A cena torniamo alla “Osteria Santa Maria”, dove Luisa spariglia le scelte della sera precedente e si concede il tagliere di affettati (puro artigianato senza additivi né budelli artificiali), serviti con cetrioli in cocotte, e poi la guancia di manzo all’extravergine con polenta integrale del Ticino. Io sperimento gli gnocchi col sugo “alla genovese” (1) e la ricotta morbida, poi confermo il bollito. A fine cena Alisia, la proprietaria, ci racconta di sé e di Mirko, il cuoco, sono lì da alcuni mesi dopo un lungo “tirocinio” nel Milanesato. Giovani, appassionati di gastronomia, concepiscono il cibo come momento di convivio e relazione. Quando sentiamo Alisia affermare che “non si finisce mai di apprendere” comprendiamo di poterla avere accanto a noi nella – mai vinta né vincibile – battaglia contro i guru che sanno già tutto, e che col loro esoterismo da iniziati allontanano le persone dai reali significati del desinare… La “Osteria Santa Maria”, fraterno lettore, è un luminoso esempio di ospitalità e di “narrazione” del cibo, che ti consiglio di non perdere. Mi permetto solo un piccolissimo suggerimento ai titolari, che potrebbe ancor più confermare il loro lavoro sulla strada dell’eccellenza: un amuse-bouche (per ingannare l’attesa e l’appetito) quando il cliente aspetta l’arrivo della prima pietanza comandata, si può trattare di un piccolo flan, di una fetta di salame, di una verdura ripiena, di una “panissa” fritta (voilà i miei natali liguri!)… Quando, come nel caso di Alisia e Mirko, la professionalità e l’entusiasmo non difettano, ci si può sbizzarrire senza timori.
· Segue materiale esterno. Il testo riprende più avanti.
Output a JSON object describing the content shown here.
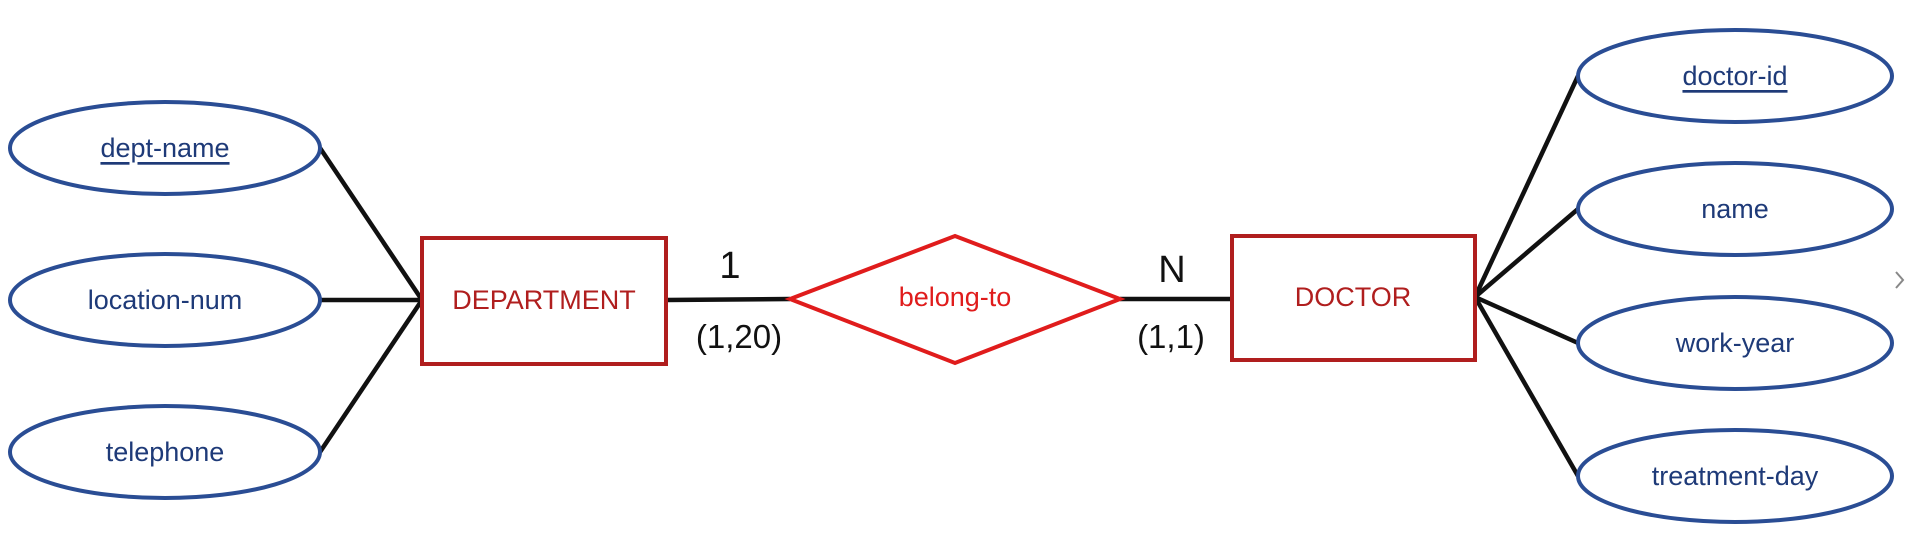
{
  "diagram": {
    "entities": [
      {
        "id": "department",
        "label": "DEPARTMENT"
      },
      {
        "id": "doctor",
        "label": "DOCTOR"
      }
    ],
    "relationship": {
      "label": "belong-to"
    },
    "cardinalities": {
      "department_side": {
        "mark": "1",
        "range": "(1,20)"
      },
      "doctor_side": {
        "mark": "N",
        "range": "(1,1)"
      }
    },
    "department_attributes": [
      {
        "label": "dept-name",
        "key": true
      },
      {
        "label": "location-num",
        "key": false
      },
      {
        "label": "telephone",
        "key": false
      }
    ],
    "doctor_attributes": [
      {
        "label": "doctor-id",
        "key": true
      },
      {
        "label": "name",
        "key": false
      },
      {
        "label": "work-year",
        "key": false
      },
      {
        "label": "treatment-day",
        "key": false
      }
    ],
    "colors": {
      "attribute_stroke": "#2a4d94",
      "attribute_text": "#1e3a78",
      "entity": "#b01e1e",
      "relationship": "#e01c1c",
      "line": "#111111"
    },
    "edge_icon": "chevron-right-icon"
  }
}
La breve vacanza-weekend purtroppo volge già al termine, ma l’indomani urge una sosta alla pasticceria “Besuschio” in piazza Marconi, dal 1845 un tempio da gourmet dove, grazie al succedersi di 5 generazioni, assaggiamo un caffè perfetto, e due paste di rara grazia. Il locale disvela magnifiche architetture interne, e un’antologia di lievitati, pasticcini, praline, mousse, macarons e torte che ammaliano la vista prim’ancora del palato (una torta in vetrina ha geometrie alla Mondrian). Se disponibile, va poi provato anche il “pan meino”, dolce locale di farina di meliga che suggeriscono di bagnare nella panna liquida ben fredda. Felicitazioni, Italia di provincia!
Avendo il tempo, ma ad Abbiategrasso abbiate tempo, si possono infine anche ammirare, appena fuori città, nel borgo di Castelletto, il Palazzo Cittadini Stampa e la Casa del guardiano delle acque, che testimoniano l’importanza delle antiche navigazioni commerciali, da e per Milano.
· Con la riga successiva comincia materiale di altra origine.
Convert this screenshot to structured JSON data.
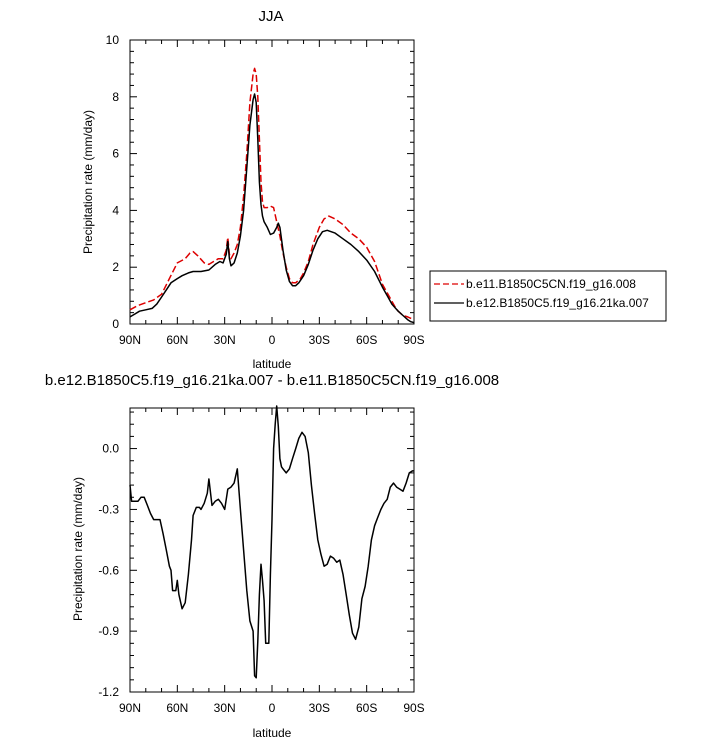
{
  "chart_data": [
    {
      "type": "line",
      "title": "JJA",
      "xlabel": "latitude",
      "ylabel": "Precipitation rate (mm/day)",
      "xlim": [
        90,
        -90
      ],
      "ylim": [
        0,
        10
      ],
      "xticks": [
        90,
        60,
        30,
        0,
        -30,
        -60,
        -90
      ],
      "xtick_labels": [
        "90N",
        "60N",
        "30N",
        "0",
        "30S",
        "60S",
        "90S"
      ],
      "yticks": [
        0,
        2,
        4,
        6,
        8,
        10
      ],
      "ytick_labels": [
        "0",
        "2",
        "4",
        "6",
        "8",
        "10"
      ],
      "legend_position": "right-middle",
      "series": [
        {
          "name": "b.e11.B1850C5CN.f19_g16.008",
          "color": "#dd0000",
          "dash": "dashed",
          "points": [
            [
              90,
              0.5
            ],
            [
              85,
              0.65
            ],
            [
              80,
              0.75
            ],
            [
              75,
              0.85
            ],
            [
              70,
              1.05
            ],
            [
              65,
              1.6
            ],
            [
              60,
              2.15
            ],
            [
              55,
              2.3
            ],
            [
              52,
              2.5
            ],
            [
              50,
              2.55
            ],
            [
              47,
              2.4
            ],
            [
              43,
              2.15
            ],
            [
              40,
              2.1
            ],
            [
              37,
              2.2
            ],
            [
              34,
              2.3
            ],
            [
              31,
              2.3
            ],
            [
              29,
              2.6
            ],
            [
              28,
              3.05
            ],
            [
              27,
              2.45
            ],
            [
              26,
              2.3
            ],
            [
              24,
              2.5
            ],
            [
              22,
              2.8
            ],
            [
              20,
              3.4
            ],
            [
              18,
              4.5
            ],
            [
              16,
              6.0
            ],
            [
              14,
              7.8
            ],
            [
              12,
              8.8
            ],
            [
              11,
              9.0
            ],
            [
              10,
              8.8
            ],
            [
              9,
              8.0
            ],
            [
              8,
              6.5
            ],
            [
              7,
              5.0
            ],
            [
              6,
              4.3
            ],
            [
              5,
              4.1
            ],
            [
              3,
              4.1
            ],
            [
              1,
              4.15
            ],
            [
              -1,
              4.1
            ],
            [
              -3,
              3.6
            ],
            [
              -5,
              3.1
            ],
            [
              -7,
              2.5
            ],
            [
              -9,
              2.0
            ],
            [
              -11,
              1.6
            ],
            [
              -13,
              1.45
            ],
            [
              -15,
              1.45
            ],
            [
              -18,
              1.6
            ],
            [
              -20,
              1.8
            ],
            [
              -23,
              2.2
            ],
            [
              -26,
              2.8
            ],
            [
              -30,
              3.4
            ],
            [
              -33,
              3.7
            ],
            [
              -36,
              3.8
            ],
            [
              -40,
              3.7
            ],
            [
              -45,
              3.5
            ],
            [
              -50,
              3.2
            ],
            [
              -55,
              3.0
            ],
            [
              -60,
              2.7
            ],
            [
              -65,
              2.2
            ],
            [
              -70,
              1.4
            ],
            [
              -75,
              0.9
            ],
            [
              -78,
              0.6
            ],
            [
              -80,
              0.45
            ],
            [
              -83,
              0.3
            ],
            [
              -86,
              0.25
            ],
            [
              -88,
              0.2
            ],
            [
              -90,
              0.15
            ]
          ]
        },
        {
          "name": "b.e12.B1850C5.f19_g16.21ka.007",
          "color": "#000000",
          "dash": "solid",
          "points": [
            [
              90,
              0.25
            ],
            [
              87,
              0.35
            ],
            [
              84,
              0.45
            ],
            [
              80,
              0.5
            ],
            [
              76,
              0.55
            ],
            [
              73,
              0.7
            ],
            [
              70,
              0.95
            ],
            [
              67,
              1.2
            ],
            [
              64,
              1.45
            ],
            [
              60,
              1.6
            ],
            [
              57,
              1.7
            ],
            [
              53,
              1.8
            ],
            [
              50,
              1.85
            ],
            [
              45,
              1.85
            ],
            [
              40,
              1.9
            ],
            [
              36,
              2.1
            ],
            [
              33,
              2.2
            ],
            [
              31,
              2.15
            ],
            [
              29,
              2.45
            ],
            [
              28,
              2.9
            ],
            [
              27,
              2.3
            ],
            [
              26,
              2.05
            ],
            [
              24,
              2.15
            ],
            [
              22,
              2.5
            ],
            [
              20,
              3.1
            ],
            [
              18,
              4.0
            ],
            [
              16,
              5.5
            ],
            [
              14,
              7.0
            ],
            [
              12,
              7.9
            ],
            [
              11,
              8.1
            ],
            [
              10,
              7.8
            ],
            [
              9,
              6.5
            ],
            [
              8,
              5.0
            ],
            [
              7,
              4.2
            ],
            [
              6,
              3.8
            ],
            [
              5,
              3.6
            ],
            [
              3,
              3.4
            ],
            [
              1,
              3.15
            ],
            [
              -1,
              3.2
            ],
            [
              -3,
              3.4
            ],
            [
              -4,
              3.55
            ],
            [
              -5,
              3.4
            ],
            [
              -7,
              2.6
            ],
            [
              -9,
              1.9
            ],
            [
              -11,
              1.5
            ],
            [
              -13,
              1.35
            ],
            [
              -15,
              1.35
            ],
            [
              -17,
              1.45
            ],
            [
              -20,
              1.7
            ],
            [
              -23,
              2.1
            ],
            [
              -26,
              2.6
            ],
            [
              -29,
              3.0
            ],
            [
              -32,
              3.25
            ],
            [
              -35,
              3.3
            ],
            [
              -40,
              3.2
            ],
            [
              -45,
              3.0
            ],
            [
              -50,
              2.8
            ],
            [
              -55,
              2.55
            ],
            [
              -60,
              2.25
            ],
            [
              -65,
              1.85
            ],
            [
              -70,
              1.3
            ],
            [
              -73,
              1.0
            ],
            [
              -76,
              0.7
            ],
            [
              -80,
              0.45
            ],
            [
              -83,
              0.3
            ],
            [
              -86,
              0.15
            ],
            [
              -88,
              0.08
            ],
            [
              -90,
              0.05
            ]
          ]
        }
      ]
    },
    {
      "type": "line",
      "title": "b.e12.B1850C5.f19_g16.21ka.007 - b.e11.B1850C5CN.f19_g16.008",
      "xlabel": "latitude",
      "ylabel": "Precipitation rate (mm/day)",
      "xlim": [
        90,
        -90
      ],
      "ylim": [
        -1.2,
        0.2
      ],
      "xticks": [
        90,
        60,
        30,
        0,
        -30,
        -60,
        -90
      ],
      "xtick_labels": [
        "90N",
        "60N",
        "30N",
        "0",
        "30S",
        "60S",
        "90S"
      ],
      "yticks": [
        0.0,
        -0.3,
        -0.6,
        -0.9,
        -1.2
      ],
      "ytick_labels": [
        "0.0",
        "-0.3",
        "-0.6",
        "-0.9",
        "-1.2"
      ],
      "series": [
        {
          "color": "#000000",
          "dash": "solid",
          "points": [
            [
              90,
              -0.18
            ],
            [
              89,
              -0.26
            ],
            [
              87,
              -0.26
            ],
            [
              85,
              -0.26
            ],
            [
              83,
              -0.24
            ],
            [
              81,
              -0.24
            ],
            [
              79,
              -0.28
            ],
            [
              77,
              -0.32
            ],
            [
              75,
              -0.35
            ],
            [
              73,
              -0.35
            ],
            [
              71,
              -0.35
            ],
            [
              69,
              -0.42
            ],
            [
              67,
              -0.5
            ],
            [
              65,
              -0.58
            ],
            [
              64,
              -0.6
            ],
            [
              63,
              -0.7
            ],
            [
              61,
              -0.7
            ],
            [
              60,
              -0.65
            ],
            [
              59,
              -0.72
            ],
            [
              57,
              -0.79
            ],
            [
              55,
              -0.76
            ],
            [
              53,
              -0.62
            ],
            [
              51,
              -0.45
            ],
            [
              50,
              -0.33
            ],
            [
              48,
              -0.29
            ],
            [
              46,
              -0.29
            ],
            [
              45,
              -0.3
            ],
            [
              43,
              -0.27
            ],
            [
              41,
              -0.22
            ],
            [
              40,
              -0.15
            ],
            [
              38,
              -0.28
            ],
            [
              36,
              -0.26
            ],
            [
              34,
              -0.25
            ],
            [
              32,
              -0.27
            ],
            [
              30,
              -0.3
            ],
            [
              28,
              -0.2
            ],
            [
              26,
              -0.19
            ],
            [
              24,
              -0.17
            ],
            [
              22,
              -0.1
            ],
            [
              20,
              -0.3
            ],
            [
              18,
              -0.5
            ],
            [
              16,
              -0.7
            ],
            [
              14,
              -0.85
            ],
            [
              12,
              -0.9
            ],
            [
              11,
              -1.12
            ],
            [
              10,
              -1.13
            ],
            [
              9,
              -0.95
            ],
            [
              8,
              -0.72
            ],
            [
              7,
              -0.57
            ],
            [
              6,
              -0.65
            ],
            [
              5,
              -0.75
            ],
            [
              4,
              -0.96
            ],
            [
              2,
              -0.96
            ],
            [
              1,
              -0.62
            ],
            [
              0,
              -0.35
            ],
            [
              -1,
              0.0
            ],
            [
              -2,
              0.12
            ],
            [
              -3,
              0.21
            ],
            [
              -4,
              0.11
            ],
            [
              -5,
              -0.05
            ],
            [
              -6,
              -0.09
            ],
            [
              -7,
              -0.1
            ],
            [
              -9,
              -0.12
            ],
            [
              -11,
              -0.1
            ],
            [
              -13,
              -0.05
            ],
            [
              -15,
              0.0
            ],
            [
              -17,
              0.05
            ],
            [
              -19,
              0.08
            ],
            [
              -21,
              0.06
            ],
            [
              -23,
              -0.02
            ],
            [
              -25,
              -0.18
            ],
            [
              -27,
              -0.32
            ],
            [
              -29,
              -0.45
            ],
            [
              -31,
              -0.52
            ],
            [
              -33,
              -0.58
            ],
            [
              -35,
              -0.57
            ],
            [
              -37,
              -0.53
            ],
            [
              -39,
              -0.54
            ],
            [
              -41,
              -0.56
            ],
            [
              -43,
              -0.55
            ],
            [
              -45,
              -0.62
            ],
            [
              -47,
              -0.72
            ],
            [
              -49,
              -0.82
            ],
            [
              -51,
              -0.91
            ],
            [
              -53,
              -0.94
            ],
            [
              -55,
              -0.88
            ],
            [
              -57,
              -0.74
            ],
            [
              -59,
              -0.68
            ],
            [
              -61,
              -0.58
            ],
            [
              -63,
              -0.45
            ],
            [
              -65,
              -0.38
            ],
            [
              -67,
              -0.34
            ],
            [
              -69,
              -0.3
            ],
            [
              -71,
              -0.27
            ],
            [
              -73,
              -0.25
            ],
            [
              -75,
              -0.19
            ],
            [
              -77,
              -0.17
            ],
            [
              -79,
              -0.19
            ],
            [
              -81,
              -0.2
            ],
            [
              -83,
              -0.21
            ],
            [
              -85,
              -0.17
            ],
            [
              -87,
              -0.12
            ],
            [
              -89,
              -0.11
            ],
            [
              -90,
              -0.11
            ]
          ]
        }
      ]
    }
  ]
}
Ora le rotelline del trolley filano, già con un po’ di saudade, verso la stazione, ma Trenitalia ci consentirà di acciuffare a Pavia il “frecciabianca” delle 13.38 per Roma?
Post scriptum per i più curiosi: sì, ce lo consentì.
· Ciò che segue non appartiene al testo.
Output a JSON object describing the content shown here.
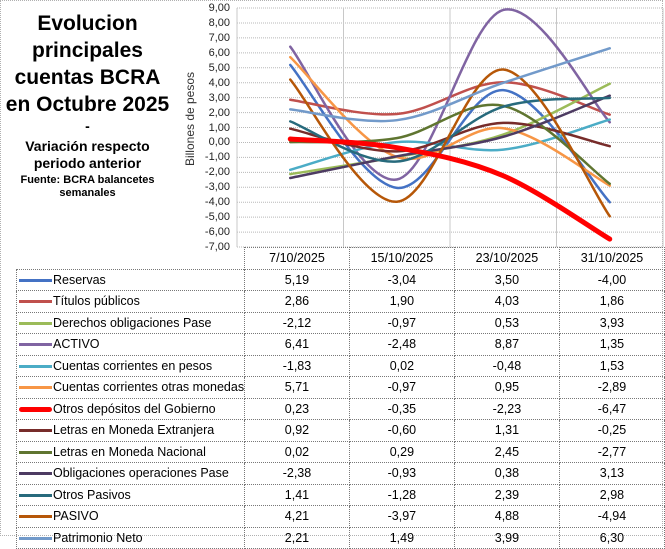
{
  "title": {
    "main": "Evolucion principales cuentas BCRA en Octubre 2025",
    "dash": "-",
    "subtitle": "Variación respecto periodo anterior",
    "source": "Fuente: BCRA balancetes semanales"
  },
  "chart_data": {
    "type": "line",
    "smoothed": true,
    "title": "Evolucion principales cuentas BCRA en Octubre 2025 - Variación respecto periodo anterior",
    "xlabel": "",
    "ylabel": "Billones de pesos",
    "ylim": [
      -7,
      9
    ],
    "yticks": [
      "9,00",
      "8,00",
      "7,00",
      "6,00",
      "5,00",
      "4,00",
      "3,00",
      "2,00",
      "1,00",
      "0,00",
      "-1,00",
      "-2,00",
      "-3,00",
      "-4,00",
      "-5,00",
      "-6,00",
      "-7,00"
    ],
    "grid": true,
    "legend": "data-table-below",
    "categories": [
      "7/10/2025",
      "15/10/2025",
      "23/10/2025",
      "31/10/2025"
    ],
    "series": [
      {
        "name": "Reservas",
        "color": "#4472C4",
        "values": [
          5.19,
          -3.04,
          3.5,
          -4.0
        ],
        "display": [
          "5,19",
          "-3,04",
          "3,50",
          "-4,00"
        ]
      },
      {
        "name": "Títulos públicos",
        "color": "#C0504D",
        "values": [
          2.86,
          1.9,
          4.03,
          1.86
        ],
        "display": [
          "2,86",
          "1,90",
          "4,03",
          "1,86"
        ]
      },
      {
        "name": "Derechos obligaciones Pase",
        "color": "#9BBB59",
        "values": [
          -2.12,
          -0.97,
          0.53,
          3.93
        ],
        "display": [
          "-2,12",
          "-0,97",
          "0,53",
          "3,93"
        ]
      },
      {
        "name": "ACTIVO",
        "color": "#8064A2",
        "values": [
          6.41,
          -2.48,
          8.87,
          1.35
        ],
        "display": [
          "6,41",
          "-2,48",
          "8,87",
          "1,35"
        ]
      },
      {
        "name": "Cuentas corrientes en pesos",
        "color": "#4BACC6",
        "values": [
          -1.83,
          0.02,
          -0.48,
          1.53
        ],
        "display": [
          "-1,83",
          "0,02",
          "-0,48",
          "1,53"
        ]
      },
      {
        "name": "Cuentas corrientes otras monedas",
        "color": "#F79646",
        "values": [
          5.71,
          -0.97,
          0.95,
          -2.89
        ],
        "display": [
          "5,71",
          "-0,97",
          "0,95",
          "-2,89"
        ]
      },
      {
        "name": "Otros depósitos del Gobierno",
        "color": "#FF0000",
        "thick": true,
        "values": [
          0.23,
          -0.35,
          -2.23,
          -6.47
        ],
        "display": [
          "0,23",
          "-0,35",
          "-2,23",
          "-6,47"
        ]
      },
      {
        "name": "Letras en Moneda Extranjera",
        "color": "#772C2A",
        "values": [
          0.92,
          -0.6,
          1.31,
          -0.25
        ],
        "display": [
          "0,92",
          "-0,60",
          "1,31",
          "-0,25"
        ]
      },
      {
        "name": "Letras en Moneda Nacional",
        "color": "#5F7530",
        "values": [
          0.02,
          0.29,
          2.45,
          -2.77
        ],
        "display": [
          "0,02",
          "0,29",
          "2,45",
          "-2,77"
        ]
      },
      {
        "name": "Obligaciones operaciones Pase",
        "color": "#4D3B62",
        "values": [
          -2.38,
          -0.93,
          0.38,
          3.13
        ],
        "display": [
          "-2,38",
          "-0,93",
          "0,38",
          "3,13"
        ]
      },
      {
        "name": "Otros Pasivos",
        "color": "#276A7C",
        "values": [
          1.41,
          -1.28,
          2.39,
          2.98
        ],
        "display": [
          "1,41",
          "-1,28",
          "2,39",
          "2,98"
        ]
      },
      {
        "name": "PASIVO",
        "color": "#B65708",
        "values": [
          4.21,
          -3.97,
          4.88,
          -4.94
        ],
        "display": [
          "4,21",
          "-3,97",
          "4,88",
          "-4,94"
        ]
      },
      {
        "name": "Patrimonio Neto",
        "color": "#729ACA",
        "values": [
          2.21,
          1.49,
          3.99,
          6.3
        ],
        "display": [
          "2,21",
          "1,49",
          "3,99",
          "6,30"
        ]
      }
    ]
  }
}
Arrivederci, dunque, nella prossima città (binari permettendo)!
Umberto Curti, Ligucibario®
(1) sul menu il sugo è “napoletano”, ma mi permetto di suggerire che a Napoli è ricetta apprezzatissima la pasta con la cosiddetta “genovese”, ovvero un sugo di carne che probabilmente vi fu “portato” nel ‘400 da marinai o mercanti o tavernieri genovesi…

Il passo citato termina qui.